Open Europe Blog

New trade figures out today show the UK exports more goods to countries outside the EU than to countries inside EU. But what is the relevance of this or the fact that the UK continues to run a trade deficit with the EU?

Key facts:

UK goods exports to EU in July 2012 £12.5 bn (48.6%)
UK goods exports to non EU in July 2012 £13.2 bn (51.4%)

As the graph below shows, the UK has for most of recent history sent far more than 50% of its total goods exports to the EU. The UK’s services trade is more diversified but it is a traditional argument that the EU’s customs union is vital to the UK’s goods exports. The recent figures for July 2012 seem to buck the trend due to weak EU export and better non-EU export figures. As an aside, the proportion of UK goods exports going to eurozone countries fell to 43.6%, the lowest share since records began in 1988.
 

So is 50% significant?

The simple answer is no. 50% is a rather arbitrary figure;** it would make little difference if the UK only exported 40% to the EU – it would still be vital to ensure it continued, although it could be argued that the less the UK relies on the EU for its exports the stronger its hand politcally.

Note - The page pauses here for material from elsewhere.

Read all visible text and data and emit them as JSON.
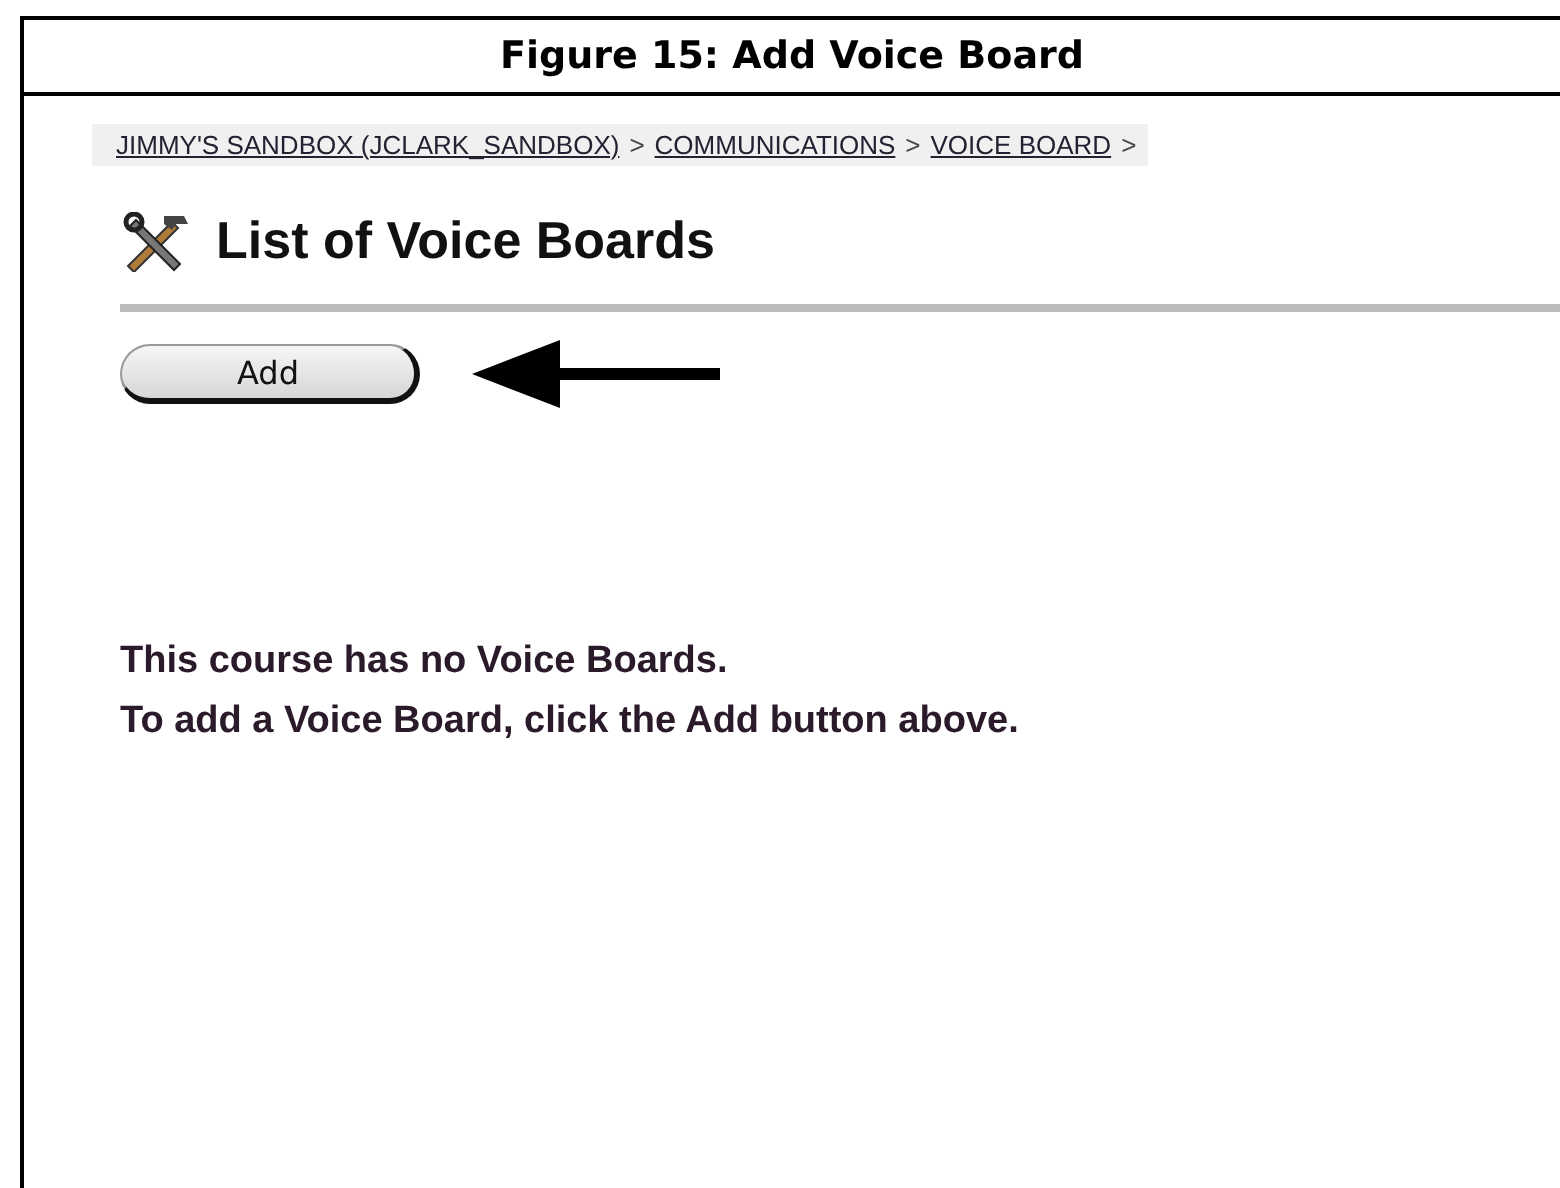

But the more important question for now is whether the UK’s membership of the EU is the best way to promote trade and if so whether this benefit is offset by the other costs of membership (budget, regulation, CAP, etc).
 
Is the UK’s trade deficit with the EU a strong card to play if we left the EU?

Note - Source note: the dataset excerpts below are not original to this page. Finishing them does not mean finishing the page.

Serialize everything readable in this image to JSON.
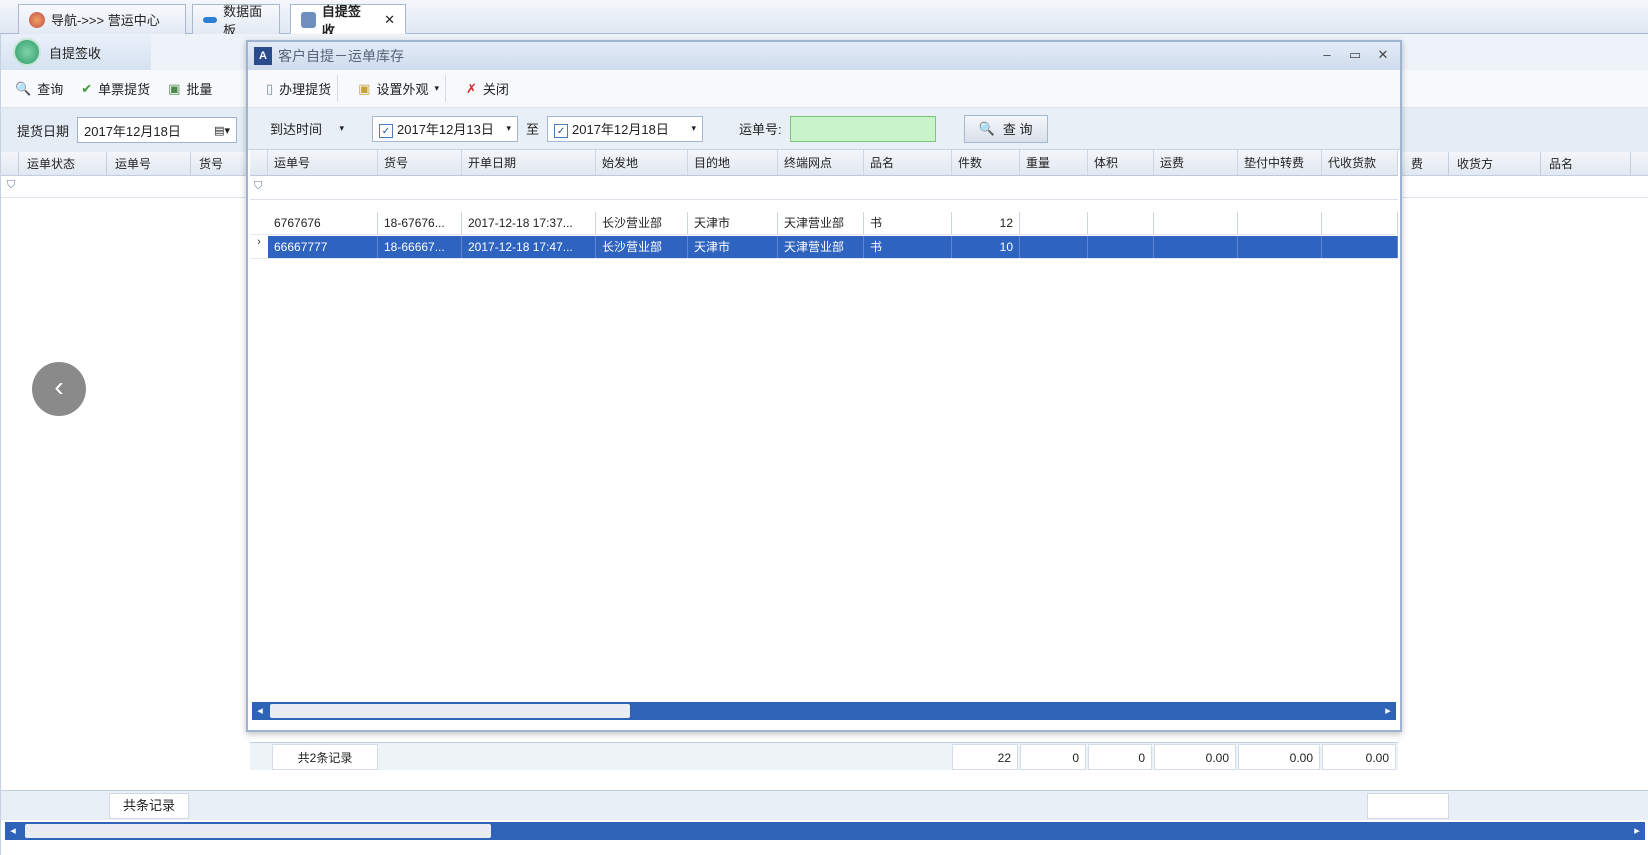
{
  "tabs": [
    {
      "label": "导航->>> 营运中心",
      "icon": "globe-icon"
    },
    {
      "label": "数据面板",
      "icon": "panel-icon"
    },
    {
      "label": "自提签收",
      "icon": "document-icon",
      "active": true,
      "close": "✕"
    }
  ],
  "page": {
    "title": "自提签收",
    "toolbar": [
      "查询",
      "单票提货",
      "批量"
    ],
    "filter_label": "提货日期",
    "filter_date": "2017年12月18日",
    "columns": [
      "运单状态",
      "运单号",
      "货号"
    ],
    "right_columns": [
      "费",
      "收货方",
      "品名"
    ],
    "footer_count": "共条记录"
  },
  "dialog": {
    "title": "客户自提－运单库存",
    "toolbar": {
      "handle": "办理提货",
      "appearance": "设置外观",
      "close": "关闭"
    },
    "filter": {
      "time_type": "到达时间",
      "date_from": "2017年12月13日",
      "to_label": "至",
      "date_to": "2017年12月18日",
      "waybill_label": "运单号:",
      "waybill_value": "",
      "search_label": "查 询"
    },
    "grid": {
      "columns": [
        "运单号",
        "货号",
        "开单日期",
        "始发地",
        "目的地",
        "终端网点",
        "品名",
        "件数",
        "重量",
        "体积",
        "运费",
        "垫付中转费",
        "代收货款"
      ],
      "rows": [
        [
          "6767676",
          "18-67676...",
          "2017-12-18 17:37...",
          "长沙营业部",
          "天津市",
          "天津营业部",
          "书",
          "12",
          "",
          "",
          "",
          "",
          ""
        ],
        [
          "66667777",
          "18-66667...",
          "2017-12-18 17:47...",
          "长沙营业部",
          "天津市",
          "天津营业部",
          "书",
          "10",
          "",
          "",
          "",
          "",
          ""
        ]
      ],
      "selected_row": 1,
      "footer": {
        "count": "共2条记录",
        "pieces": "22",
        "weight": "0",
        "volume": "0",
        "freight": "0.00",
        "transfer": "0.00",
        "cod": "0.00"
      }
    }
  },
  "colors": {
    "selection": "#2f63c0",
    "accent": "#2f63b8",
    "waybill_input": "#c9f3c9"
  }
}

The second potentially significant trade figure out today shows a UK trade deficit with the EU in goods of £4.3bn – bigger than that for non-EU goods.


However, the UK’s record in goods also needs to be considered along with its more healthy balance in services trade, but even when services are included the UK still posts a total trade deficit with the EU.
 

So is it a strong card?

If the UK left the EU would it be able to strike a deal that preserves the UK’s trading relations with the rump EU without the costs? One argument goes that its deficit is a ‘trump card’ that will force the remaining EU to conclude a favourable Free Trade Agreement (FTA).

Yes the UK has a deficit but what is more important is total volume of trade. For the UK total EU trade is now less than 50% of its exports. Less than it was, but for the EU (ex UK) the UK would amount to only 22% of its total exports (E306bn out of E1,348bn) – who has the upper hand? Clearly for the EU 22% of its total exports is a lesser consideration than the UK’s 50%. Striking a trade deal should be mutually beneficial, but things are seldom that clear and, given recent hostility to UK financial services exports, the comparitively weaker UK position could be significant.

Does the UK’s membership of the EU discourage its trade outside the EU?
 



Mostly no, although the future is less certain. The UK’s non EU trade is governed by the EU’s Common Commercial policy which includes the EU’s network of free trade agreements and its seat at the WTO. In outsourcing its foreign trade policy to the EU, the UK is trading off its specific negotiating requirements against the weight of a common negotiating position, backed by the incentive of the Single Market. The EU has a reasonably good record in pursuing liberal trade deals, where its combined weight helps, however sometimes UK priorities (services) get subsumed to others’ priorities. One area where being in the EU does not help UK trade is the protectionism surrounding agriculture, where the UK on its own would probably chose to import cheaper products from outside the EU than currently allowed.

What is the best way to increase UK trade?

In our recent paper “Trading Places” we looked at the operation of the EU from the perspective of UK trade and concluded that it was currently working. Not at as well as one might like, but still working. However the outlook may change; the benefits of the Single Market may not be increased due to problems implementing further liberalisation in services and the EU may lapse into protectionism in its external policy leading to less favourable trade deals for the UK that stop it benefiting from growth markets for its services.

But, of course, UK membership of the EU includes other membership costs (EU Budget, CAP, regulation etc.) so in order to ensure that EU membership remains beneficial for the UK, the Government needs to reduce these costs as well as increasing the benefits where possible.

Given that the UK, with mixed success and too different degrees, has been pursuing a liberal trade agenda in the EU for some time and the caveats noted above, this is no longer enough to ensure the benefits will continue to outwiegh the costs over the long term. The Government therefore needs to do far more to reduce the cost side of the equation, which requires the renegotiation of the UK’s terms of membership.


** We accept that the UK’s trade to the EU is inflated by both the ‘Rotterdam Effect’ and import displacement particularly as a result of the CAP.